Premium
Prolonged increase in ciliary beat frequency after short‐term purinergic stimulation in human airway epithelial cells
Author(s) -
Lieb Thomas,
Frei Corinne Wijkstrom,
Frohock Jeffrey I.,
Bookman Richard J.,
Salathe Matthias
Publication year - 2002
Publication title -
the journal of physiology
Language(s) - English
Resource type - Journals
SCImago Journal Rank - 1.802
H-Index - 240
eISSN - 1469-7793
pISSN - 0022-3751
DOI - 10.1113/jphysiol.2001.013222
Subject(s) - medicine , endocrinology , forskolin , purinergic receptor , stimulation , calcium , adenylyl cyclase , thapsigargin , protein kinase c , chemistry , adenosine , biology , kinase , biochemistry
Stimulation of ovine airway epithelial cells with 10 μ m ATP for 1 min at 25 °C transiently increased both cytoplasmic calcium (fura‐2 epifluorescence microscopy) and ciliary beat frequency (CBF; differential interference contrast microscopy) with a similar time course.

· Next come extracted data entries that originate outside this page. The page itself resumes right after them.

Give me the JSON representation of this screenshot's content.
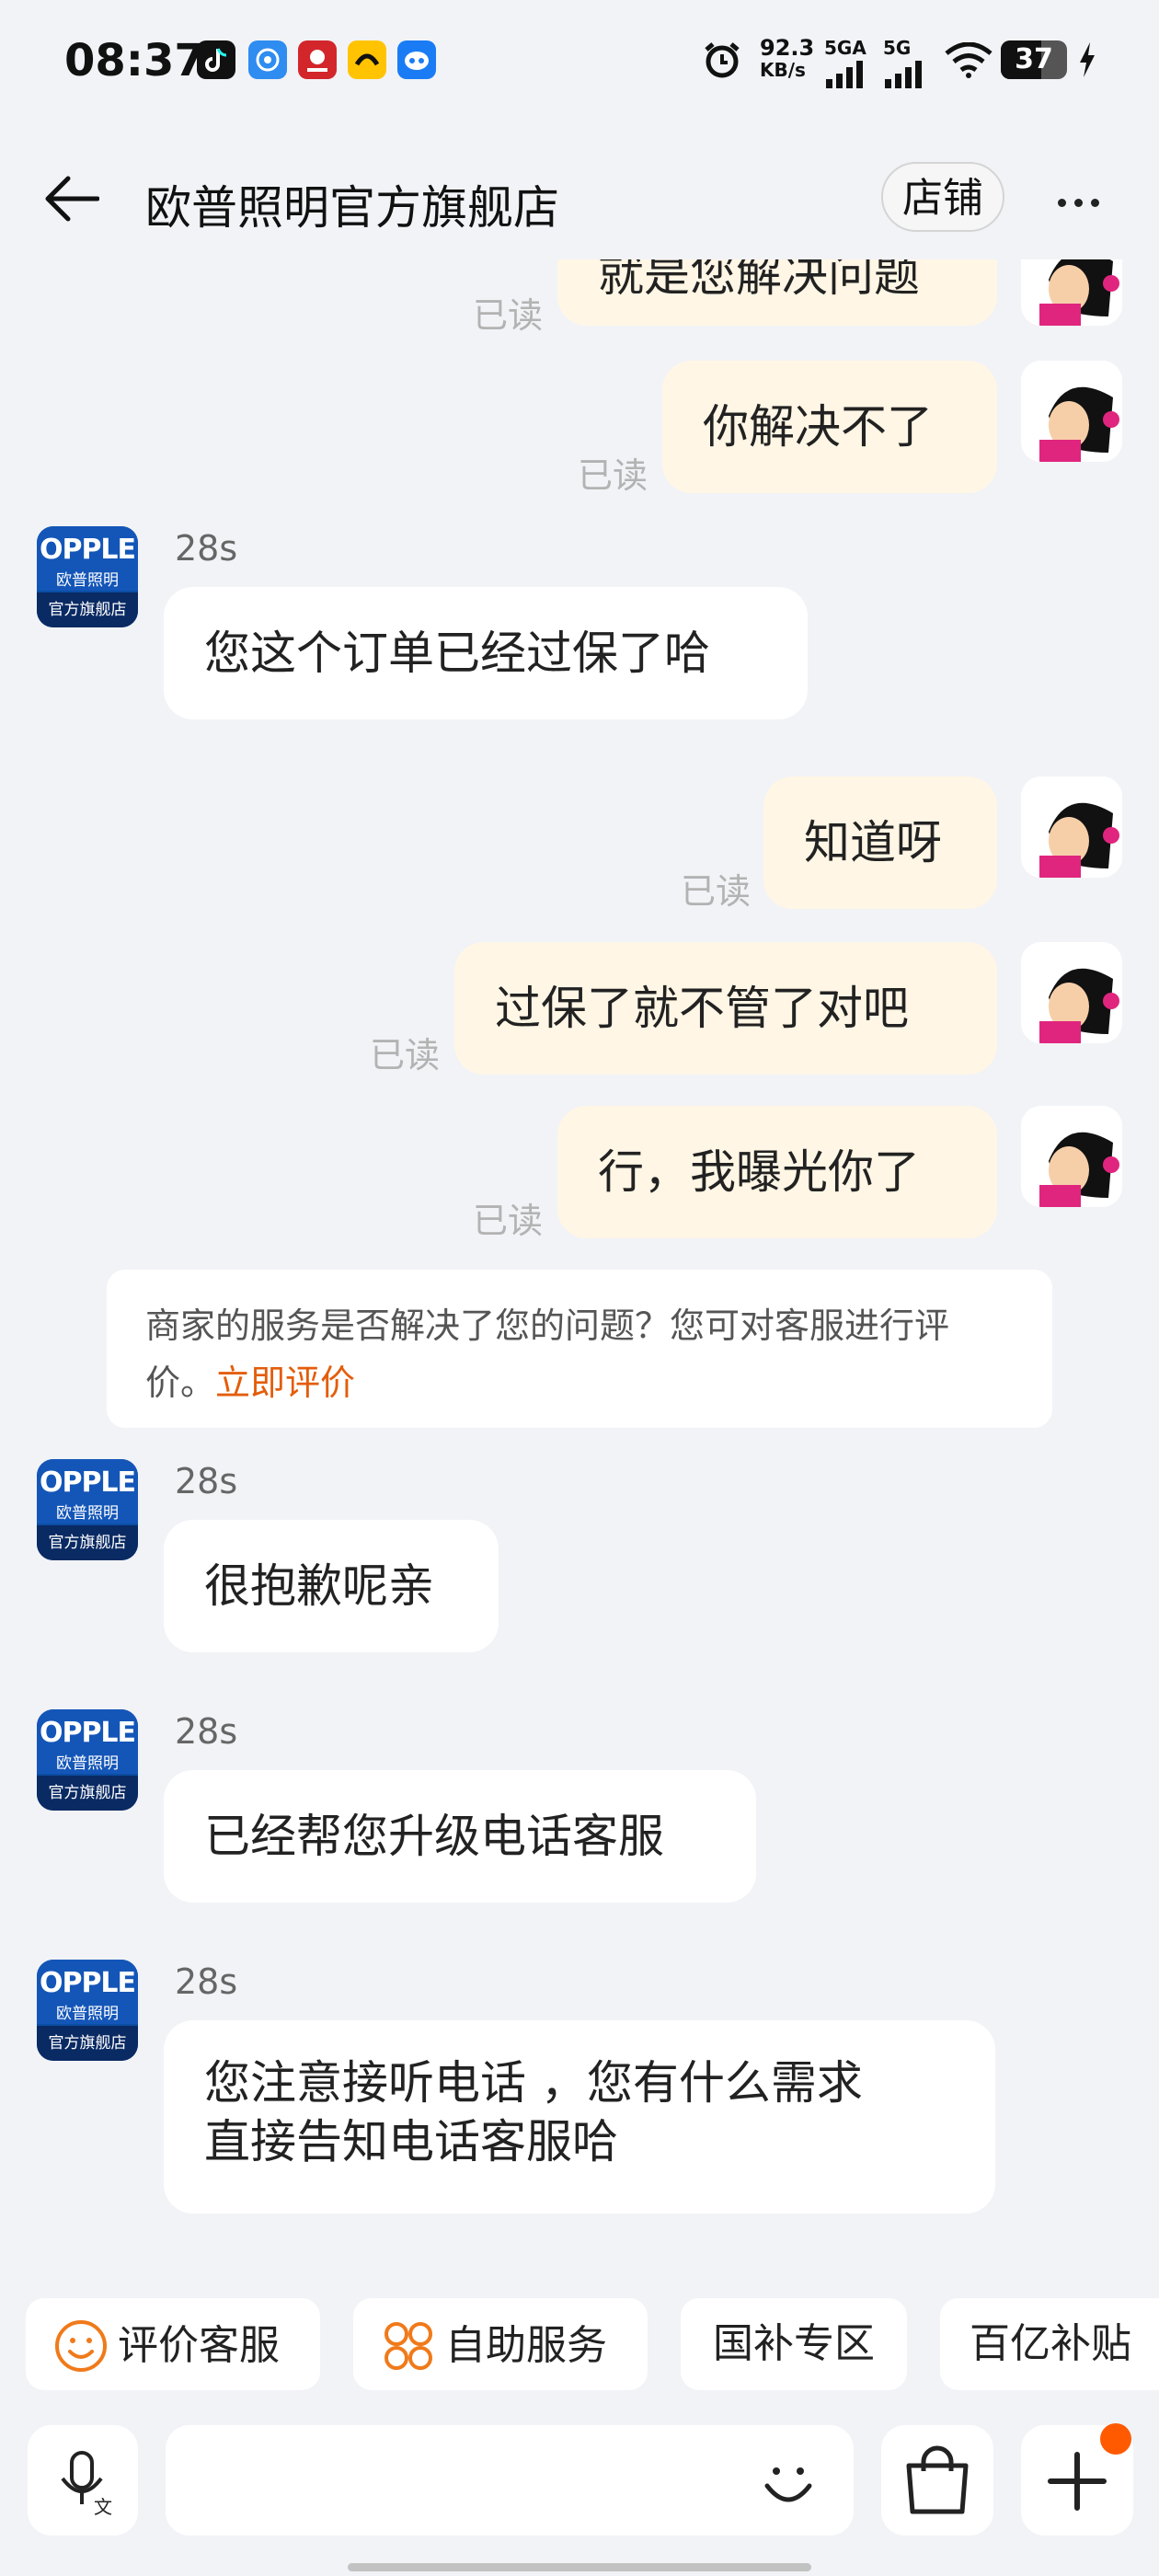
{
  "status_bar": {
    "time": "08:37",
    "net_speed_value": "92.3",
    "net_speed_unit": "KB/s",
    "net1": "5GA",
    "net2": "5G",
    "battery": "37"
  },
  "header": {
    "title": "欧普照明官方旗舰店",
    "store_button": "店铺",
    "back_icon": "arrow-left-icon",
    "more_icon": "more-dots-icon"
  },
  "shop": {
    "logo_text": "OPPLE",
    "logo_sub": "欧普照明",
    "logo_bottom": "官方旗舰店"
  },
  "messages": [
    {
      "sender": "me",
      "text": "就是您解决问题",
      "status": "已读"
    },
    {
      "sender": "me",
      "text": "你解决不了",
      "status": "已读"
    },
    {
      "sender": "shop",
      "time": "28s",
      "text": "您这个订单已经过保了哈"
    },
    {
      "sender": "me",
      "text": "知道呀",
      "status": "已读"
    },
    {
      "sender": "me",
      "text": "过保了就不管了对吧",
      "status": "已读"
    },
    {
      "sender": "me",
      "text": "行，我曝光你了",
      "status": "已读"
    },
    {
      "sender": "shop",
      "time": "28s",
      "text": "很抱歉呢亲"
    },
    {
      "sender": "shop",
      "time": "28s",
      "text": "已经帮您升级电话客服"
    },
    {
      "sender": "shop",
      "time": "28s",
      "text_line1": "您注意接听电话 ，您有什么需求",
      "text_line2": "直接告知电话客服哈"
    }
  ],
  "notice": {
    "text": "商家的服务是否解决了您的问题？您可对客服进行评价。",
    "link": "立即评价"
  },
  "quick_actions": [
    {
      "label": "评价客服",
      "icon": "smile-icon"
    },
    {
      "label": "自助服务",
      "icon": "grid-circles-icon"
    },
    {
      "label": "国补专区"
    },
    {
      "label": "百亿补贴"
    }
  ],
  "input_bar": {
    "voice_icon": "mic-text-icon",
    "emoji_icon": "smile-face-icon",
    "shop_icon": "shopping-bag-icon",
    "plus_icon": "plus-icon"
  },
  "colors": {
    "my_bubble": "#fff6e5",
    "their_bubble": "#ffffff",
    "background": "#f2f3f7",
    "link": "#e35d0b",
    "badge": "#ff5a00"
  }
}
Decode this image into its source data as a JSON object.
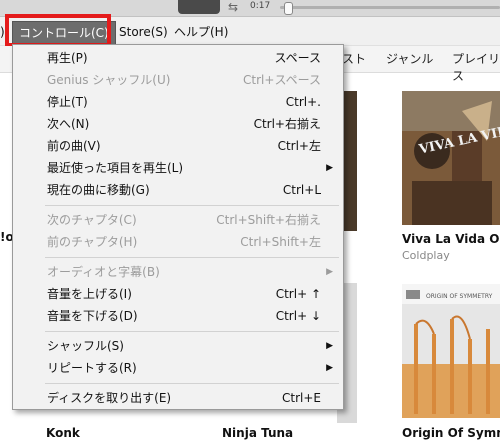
{
  "player": {
    "time": "0:17"
  },
  "menubar": {
    "edge_char": ")",
    "control": "コントロール(C)",
    "store": "Store(S)",
    "help": "ヘルプ(H)"
  },
  "tabs": [
    "スト",
    "ジャンル",
    "プレイリス"
  ],
  "left_edge_text": "!o",
  "albums": [
    {
      "title": "Viva La Vida Or",
      "artist": "Coldplay"
    },
    {
      "title": "Konk",
      "artist": ""
    },
    {
      "title": "Ninja Tuna",
      "artist": ""
    },
    {
      "title": "Origin Of Symm",
      "artist": ""
    }
  ],
  "album_art_text": {
    "viva": "VIVA LA VIDA",
    "origin": "ORIGIN OF SYMMETRY"
  },
  "menu": {
    "items": [
      {
        "label": "再生(P)",
        "shortcut": "スペース"
      },
      {
        "label": "Genius シャッフル(U)",
        "shortcut": "Ctrl+スペース"
      },
      {
        "label": "停止(T)",
        "shortcut": "Ctrl+."
      },
      {
        "label": "次へ(N)",
        "shortcut": "Ctrl+右揃え"
      },
      {
        "label": "前の曲(V)",
        "shortcut": "Ctrl+左"
      },
      {
        "label": "最近使った項目を再生(L)",
        "shortcut": ""
      },
      {
        "label": "現在の曲に移動(G)",
        "shortcut": "Ctrl+L"
      },
      {
        "label": "次のチャプタ(C)",
        "shortcut": "Ctrl+Shift+右揃え"
      },
      {
        "label": "前のチャプタ(H)",
        "shortcut": "Ctrl+Shift+左"
      },
      {
        "label": "オーディオと字幕(B)",
        "shortcut": ""
      },
      {
        "label": "音量を上げる(I)",
        "shortcut": "Ctrl+ ↑"
      },
      {
        "label": "音量を下げる(D)",
        "shortcut": "Ctrl+ ↓"
      },
      {
        "label": "シャッフル(S)",
        "shortcut": ""
      },
      {
        "label": "リピートする(R)",
        "shortcut": ""
      },
      {
        "label": "ディスクを取り出す(E)",
        "shortcut": "Ctrl+E"
      }
    ],
    "disabled": [
      1,
      7,
      8,
      9
    ],
    "submenu": [
      5,
      9,
      12,
      13
    ]
  },
  "colors": {
    "highlight_box": "#e41b1b",
    "menu_bg": "#f2f2f2",
    "disabled_text": "#9c9c9c",
    "active_menubar": "#6d6d6d"
  }
}
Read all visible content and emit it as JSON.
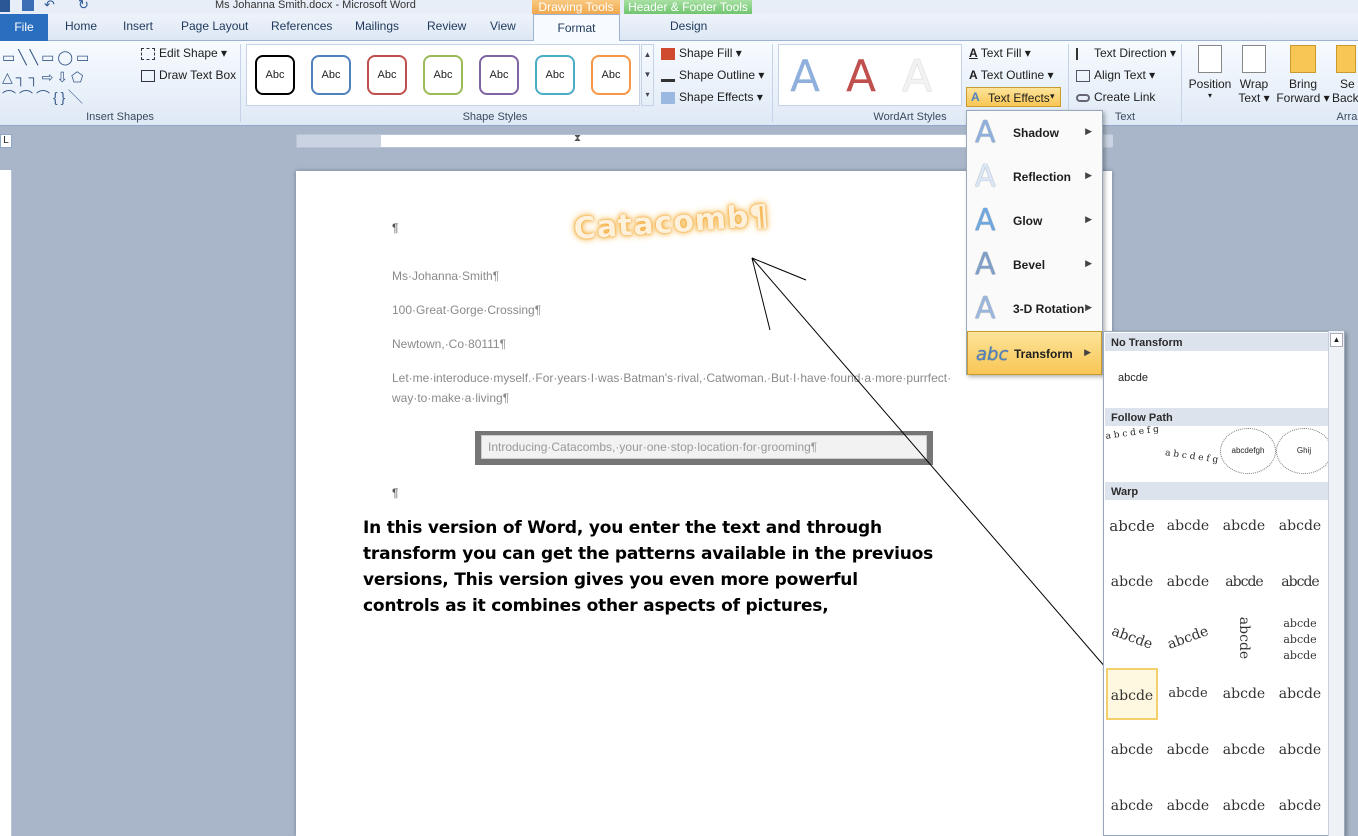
{
  "window": {
    "title": "Ms Johanna Smith.docx  -  Microsoft Word"
  },
  "context_tabs": {
    "drawing_tools": "Drawing Tools",
    "header_footer_tools": "Header & Footer Tools"
  },
  "tabs": [
    "File",
    "Home",
    "Insert",
    "Page Layout",
    "References",
    "Mailings",
    "Review",
    "View",
    "Format",
    "Design"
  ],
  "ribbon": {
    "edit_shape": "Edit Shape",
    "draw_text_box": "Draw Text Box",
    "insert_shapes_label": "Insert Shapes",
    "style_sample": "Abc",
    "shape_styles_label": "Shape Styles",
    "shape_fill": "Shape Fill",
    "shape_outline": "Shape Outline",
    "shape_effects": "Shape Effects",
    "wordart_styles_label": "WordArt Styles",
    "text_fill": "Text Fill",
    "text_outline": "Text Outline",
    "text_effects": "Text Effects",
    "text_direction": "Text Direction",
    "align_text": "Align Text",
    "create_link": "Create Link",
    "text_label": "Text",
    "position": "Position",
    "wrap": "Wrap",
    "wrap2": "Text",
    "bring": "Bring",
    "bring2": "Forward",
    "send": "Se",
    "send2": "Back",
    "arrange_label": "Arran"
  },
  "document": {
    "para_mark": "¶",
    "wordart": "Catacomb¶",
    "name": "Ms·Johanna·Smith¶",
    "address1": "100·Great·Gorge·Crossing¶",
    "address2": "Newtown,·Co·80111¶",
    "body1": "Let·me·interoduce·myself.·For·years·I·was·Batman's·rival,·Catwoman.·But·I·have·found·a·more·purrfect·",
    "body2": "way·to·make·a·living¶",
    "boxed": "Introducing·Catacombs,·your·one·stop·location·for·grooming¶",
    "note1": "In this version of Word, you enter the text and through",
    "note2": "transform you can get the patterns available in the previuos",
    "note3": "versions, This version gives you even more powerful",
    "note4": "controls as it combines other aspects of pictures,"
  },
  "effects_menu": [
    "Shadow",
    "Reflection",
    "Glow",
    "Bevel",
    "3-D Rotation",
    "Transform"
  ],
  "transform_panel": {
    "no_transform": "No Transform",
    "no_transform_sample": "abcde",
    "follow_path": "Follow Path",
    "warp": "Warp",
    "cell": "abcde"
  },
  "colors": {
    "accent": "#f3b33d",
    "tab_active": "#2a6fbf",
    "drawing_tools": "#f0a64a",
    "header_footer": "#6cc36b"
  }
}
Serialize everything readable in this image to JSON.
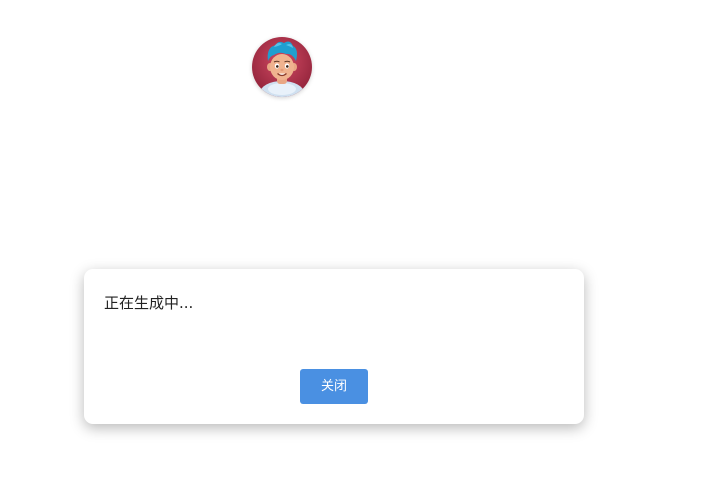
{
  "avatar": {
    "icon": "cartoon-boy-avatar",
    "background_color": "#b0324a",
    "hair_color": "#1f9fd0"
  },
  "modal": {
    "message": "正在生成中...",
    "close_label": "关闭",
    "close_button_color": "#4a90e2"
  }
}
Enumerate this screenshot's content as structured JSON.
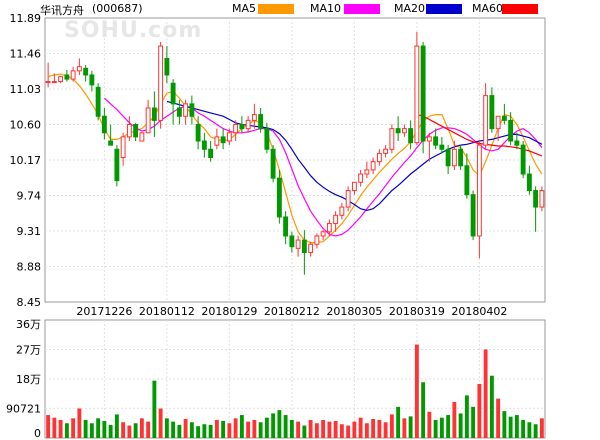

Identical purinergic stimulation of human airway epithelial cells at 25 or 35 °C, however, lead to an increase in CBF that outlasted the calcium transient at least 20 min. While a nitric oxide synthase inhibitor had no effect, pre‐treatment of human cells with inhibitors of cAMP‐dependent kinase (PKA), 10 μ m myristoylated PKA‐inhibitory peptide and 1 μ m KT‐5720, as well as an inhibitor of adenylyl cyclase, 1 m m SQ22536, blocked the prolonged, but not calcium‐coupled CBF increase. Addition of PKA inhibitors after purinergic stimulation only partially reduced CBF from its elevated plateau. Prolonged CBF increases did not depend on adenosine production as 10 μ m UTP had an effect similar to ATP and 8‐sulphophenyl‐theophylline did not block them. After increasing human CBF in a PKA‐dependent manner to a stable plateau with forskolin (10 μ m ), ATP caused only a transient, calcium‐coupled CBF increase. Calcium transients were necessary for both short‐term and prolonged CBF changes as ATP failed to produce CBF increases after emptying calcium stores with 1 μ m thapsigargin. These data suggest that in human, but not ovine airway epithelial cells, ATP‐induced calcium transients activate a signalling cascade including adenylyl cyclase and PKA. The resulting prolonged CBF stimulation does not rely only on PKA activity, suggesting that the decay of CBF is influenced by ciliary phosphatase activity.